If you follow these principles, you’ll be certain that your objectives meet the quantifiable criteria needed to measure success.

Scope planning

You always want to know exactly what work has to be done to finish your project BEFORE you start it. You’ve got a collection of team members, and you need to know exactly what they’re going to do to build your product or meet the project’s objectives. The scope planning process if the very first thing you do to manage your scope. Project scope planning is concerned with defining all of the work of the project and only the work needed to successfully meet the project objectives. The whole idea here is that when you start the project, you need to have a clear picture of all the work that needs to happen on your project, and as the project progresses, you need to keep that scope up to date and written down in the project’s scope management plan .

How do you define the scope?

You already got a head start on refining the project’s objectives in quantifiable terms, but now you need to go a lot further and write down all of the deliverables that you and your team are going to produce over the course of the project.
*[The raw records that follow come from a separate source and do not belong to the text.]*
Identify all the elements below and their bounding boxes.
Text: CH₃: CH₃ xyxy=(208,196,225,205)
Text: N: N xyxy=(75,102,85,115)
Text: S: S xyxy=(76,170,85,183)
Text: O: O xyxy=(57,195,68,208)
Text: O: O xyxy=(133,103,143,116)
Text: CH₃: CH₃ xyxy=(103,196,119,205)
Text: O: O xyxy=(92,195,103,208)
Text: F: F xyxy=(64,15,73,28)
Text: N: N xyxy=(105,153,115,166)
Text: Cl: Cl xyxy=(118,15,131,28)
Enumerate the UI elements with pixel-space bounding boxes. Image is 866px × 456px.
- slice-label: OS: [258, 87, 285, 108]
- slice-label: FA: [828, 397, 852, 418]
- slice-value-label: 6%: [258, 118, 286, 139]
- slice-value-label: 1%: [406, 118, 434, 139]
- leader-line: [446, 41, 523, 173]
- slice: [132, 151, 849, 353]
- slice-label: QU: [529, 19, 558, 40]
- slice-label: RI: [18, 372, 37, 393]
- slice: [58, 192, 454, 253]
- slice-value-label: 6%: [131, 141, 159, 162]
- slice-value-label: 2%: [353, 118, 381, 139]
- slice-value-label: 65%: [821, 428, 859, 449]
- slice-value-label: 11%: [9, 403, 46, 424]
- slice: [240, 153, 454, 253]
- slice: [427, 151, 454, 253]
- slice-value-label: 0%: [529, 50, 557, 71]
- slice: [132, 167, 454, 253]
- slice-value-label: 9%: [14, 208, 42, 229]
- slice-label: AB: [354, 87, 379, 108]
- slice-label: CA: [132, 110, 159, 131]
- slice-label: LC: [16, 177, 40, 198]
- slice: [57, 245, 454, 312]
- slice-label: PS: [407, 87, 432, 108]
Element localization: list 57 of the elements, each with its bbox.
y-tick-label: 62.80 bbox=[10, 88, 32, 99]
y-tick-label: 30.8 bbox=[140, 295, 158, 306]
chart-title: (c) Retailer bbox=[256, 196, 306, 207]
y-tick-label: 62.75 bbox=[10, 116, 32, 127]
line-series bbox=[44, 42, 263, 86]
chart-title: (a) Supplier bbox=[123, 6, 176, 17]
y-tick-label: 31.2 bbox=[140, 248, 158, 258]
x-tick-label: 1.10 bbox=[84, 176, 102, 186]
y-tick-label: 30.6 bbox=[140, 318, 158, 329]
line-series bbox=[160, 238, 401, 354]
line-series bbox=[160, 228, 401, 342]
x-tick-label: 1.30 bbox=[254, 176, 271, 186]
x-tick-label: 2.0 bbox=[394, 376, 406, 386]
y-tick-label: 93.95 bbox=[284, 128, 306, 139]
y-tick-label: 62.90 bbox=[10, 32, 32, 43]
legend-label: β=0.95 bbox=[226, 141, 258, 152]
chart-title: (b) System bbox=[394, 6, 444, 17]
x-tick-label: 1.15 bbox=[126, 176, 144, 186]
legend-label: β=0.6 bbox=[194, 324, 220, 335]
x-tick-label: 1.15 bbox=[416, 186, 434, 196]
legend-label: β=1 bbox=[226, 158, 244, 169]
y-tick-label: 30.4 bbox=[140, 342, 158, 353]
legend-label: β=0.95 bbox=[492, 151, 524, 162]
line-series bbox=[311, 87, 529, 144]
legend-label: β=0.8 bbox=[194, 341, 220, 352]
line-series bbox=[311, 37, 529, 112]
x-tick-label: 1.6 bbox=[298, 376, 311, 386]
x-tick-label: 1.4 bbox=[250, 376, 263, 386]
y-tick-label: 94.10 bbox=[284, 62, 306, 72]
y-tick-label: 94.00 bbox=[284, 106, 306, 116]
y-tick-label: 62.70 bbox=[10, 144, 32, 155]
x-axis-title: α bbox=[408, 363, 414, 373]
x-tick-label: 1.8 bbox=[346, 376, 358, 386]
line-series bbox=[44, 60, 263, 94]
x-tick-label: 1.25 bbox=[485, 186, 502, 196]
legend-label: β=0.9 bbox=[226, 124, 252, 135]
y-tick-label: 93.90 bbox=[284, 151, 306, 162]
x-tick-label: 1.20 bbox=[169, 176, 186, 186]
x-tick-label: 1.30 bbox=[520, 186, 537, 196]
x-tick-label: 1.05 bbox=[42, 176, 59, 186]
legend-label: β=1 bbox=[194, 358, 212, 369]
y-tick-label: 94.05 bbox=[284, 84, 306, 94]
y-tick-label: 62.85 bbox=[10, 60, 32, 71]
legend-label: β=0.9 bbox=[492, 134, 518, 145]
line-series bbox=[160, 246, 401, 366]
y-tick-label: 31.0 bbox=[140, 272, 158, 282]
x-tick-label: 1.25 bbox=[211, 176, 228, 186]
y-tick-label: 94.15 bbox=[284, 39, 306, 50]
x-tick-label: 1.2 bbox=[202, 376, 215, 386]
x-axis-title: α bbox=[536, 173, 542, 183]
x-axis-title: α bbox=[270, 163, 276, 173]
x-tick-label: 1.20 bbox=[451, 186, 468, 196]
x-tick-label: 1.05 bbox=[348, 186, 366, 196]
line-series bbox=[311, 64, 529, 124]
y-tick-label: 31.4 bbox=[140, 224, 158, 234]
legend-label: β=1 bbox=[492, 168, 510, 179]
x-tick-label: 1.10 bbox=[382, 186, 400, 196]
Deliverables include everything that you and your team produce for the project; anything that your project will deliver. The deliverables for your project include all of the products or services that you and your team are performing for the client, customer, or sponsor. But deliverables include more than that. They also include every single document, plan, schedule, budget, blueprint, and anything else that gets made along the way; including all of the project management documents you put together. Project deliverables are measurable outcomes, measurable results, or specific items that must be produced to consider the project or project phase completed. Deliverables like objectives must be specific and verifiable.